Ему ответил нестройный хор полусонных голосов. Уильям попытался вспомнить, слышал ли он прежде что-то об этом городе. Льенар тем временем окинул оценивающим, с прищуром, взглядом шеренгу рыцарей в одинаковых белых плащах и белых же сюрко с красным крестом на груди и разрезами на длинном, доходившем до лодыжек, подоле.
— Плащи снять. Посмотрим, чего вы стоите.
— Крепитесь, братья, — посоветовал Жослен, потирая рукой заспанные глаза. Во время мессы аквитанец самым кощунственным образом подремывал, но Уильяма это скорее повеселило, чем вызвало недовольство. Жослен с его широкой обаятельной улыбкой и теплым взглядом орехово-карих глаз вообще не представлялся человеком, на которого можно было за что-то злиться. Скорее, хотелось поговорить с ним по душам, но этого Уильяму пока что и в страшном сне присниться не могло. — Он чисто зверь, — продолжил Жослен, понизив голос, когда Льенар выбрал себе первую жертву и почти не глядя бросил ей один из принесенных с собой щитов. — Даже если вы величайшие рыцари христианского мира, любезный брат все равно найдет, к чему придраться.
Уильям же через несколько минут решил, что если бы любезный брат просто придирался, то это было бы еще полбеды. Первого из них, бывшего схоласта брата Томаса, Льенар попросту отлупил, как ни на что негодного оруженосца. Атаковал так стремительно, что даже Уильям поначалу не понял, в какой момент рыцарь еще стоял неподвижно, а в какой его длинные узкие клинки уже рассекли воздух.
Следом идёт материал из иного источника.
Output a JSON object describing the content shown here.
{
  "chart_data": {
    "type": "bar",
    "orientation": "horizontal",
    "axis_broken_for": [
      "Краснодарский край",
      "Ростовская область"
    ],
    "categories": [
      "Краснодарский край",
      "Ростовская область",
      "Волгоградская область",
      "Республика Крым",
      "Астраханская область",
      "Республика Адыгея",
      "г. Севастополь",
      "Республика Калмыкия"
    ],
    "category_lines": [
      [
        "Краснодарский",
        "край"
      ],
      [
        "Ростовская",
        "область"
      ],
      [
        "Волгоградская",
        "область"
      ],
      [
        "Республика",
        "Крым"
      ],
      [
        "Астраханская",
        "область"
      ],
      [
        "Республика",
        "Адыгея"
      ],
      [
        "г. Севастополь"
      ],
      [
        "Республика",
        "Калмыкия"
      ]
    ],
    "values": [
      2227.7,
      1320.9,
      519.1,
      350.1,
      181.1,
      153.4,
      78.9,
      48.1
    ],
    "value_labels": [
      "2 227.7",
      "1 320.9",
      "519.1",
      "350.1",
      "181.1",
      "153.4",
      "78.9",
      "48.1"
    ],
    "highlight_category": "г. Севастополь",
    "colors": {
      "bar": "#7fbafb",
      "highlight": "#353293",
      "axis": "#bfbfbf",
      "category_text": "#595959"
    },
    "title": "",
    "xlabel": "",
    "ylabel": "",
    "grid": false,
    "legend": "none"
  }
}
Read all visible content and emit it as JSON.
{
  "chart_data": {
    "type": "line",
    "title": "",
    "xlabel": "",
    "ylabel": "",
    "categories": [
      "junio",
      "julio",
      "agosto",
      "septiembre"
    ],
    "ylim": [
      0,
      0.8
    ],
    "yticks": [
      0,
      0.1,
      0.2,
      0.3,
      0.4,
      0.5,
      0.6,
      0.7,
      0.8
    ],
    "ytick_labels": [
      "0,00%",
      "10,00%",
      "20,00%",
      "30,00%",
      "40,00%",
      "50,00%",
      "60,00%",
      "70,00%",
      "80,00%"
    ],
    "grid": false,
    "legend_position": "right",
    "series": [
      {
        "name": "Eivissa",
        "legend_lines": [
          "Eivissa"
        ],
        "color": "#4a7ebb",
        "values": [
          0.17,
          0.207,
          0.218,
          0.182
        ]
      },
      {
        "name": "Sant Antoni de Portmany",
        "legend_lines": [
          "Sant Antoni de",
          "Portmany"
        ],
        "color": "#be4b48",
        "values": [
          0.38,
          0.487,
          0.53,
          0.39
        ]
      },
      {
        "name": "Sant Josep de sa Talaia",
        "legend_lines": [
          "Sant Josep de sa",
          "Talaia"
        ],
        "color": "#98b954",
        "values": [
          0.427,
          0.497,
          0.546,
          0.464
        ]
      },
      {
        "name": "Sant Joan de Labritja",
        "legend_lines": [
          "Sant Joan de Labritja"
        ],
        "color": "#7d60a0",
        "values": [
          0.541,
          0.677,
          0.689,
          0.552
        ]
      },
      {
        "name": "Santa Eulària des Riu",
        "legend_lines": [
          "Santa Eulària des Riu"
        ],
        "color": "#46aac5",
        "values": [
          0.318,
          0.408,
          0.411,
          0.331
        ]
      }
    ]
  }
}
Брат Томас, едва успевший сделать шаг вперед, был вынужден отступать, не успевая теперь за противником и только блокируя чужие удары, а брат Льенар не иначе, как развлекался, гоняя его по всему ристалищу. Пока наконец не отвел в сторону чужой клинок, змеей скользнул вперед, и, повернув левую руку с не то длинным кинжалом, не то коротким мечом, ударил рукоятью в солнечное сплетение противника.
— На что тебе щит, любезный брат? — съязвил Льенар, пока брат Томас хватал ртом воздух, и напоследок сбил его с ног подсечкой. — Сарацины тебя не навершием бить будут.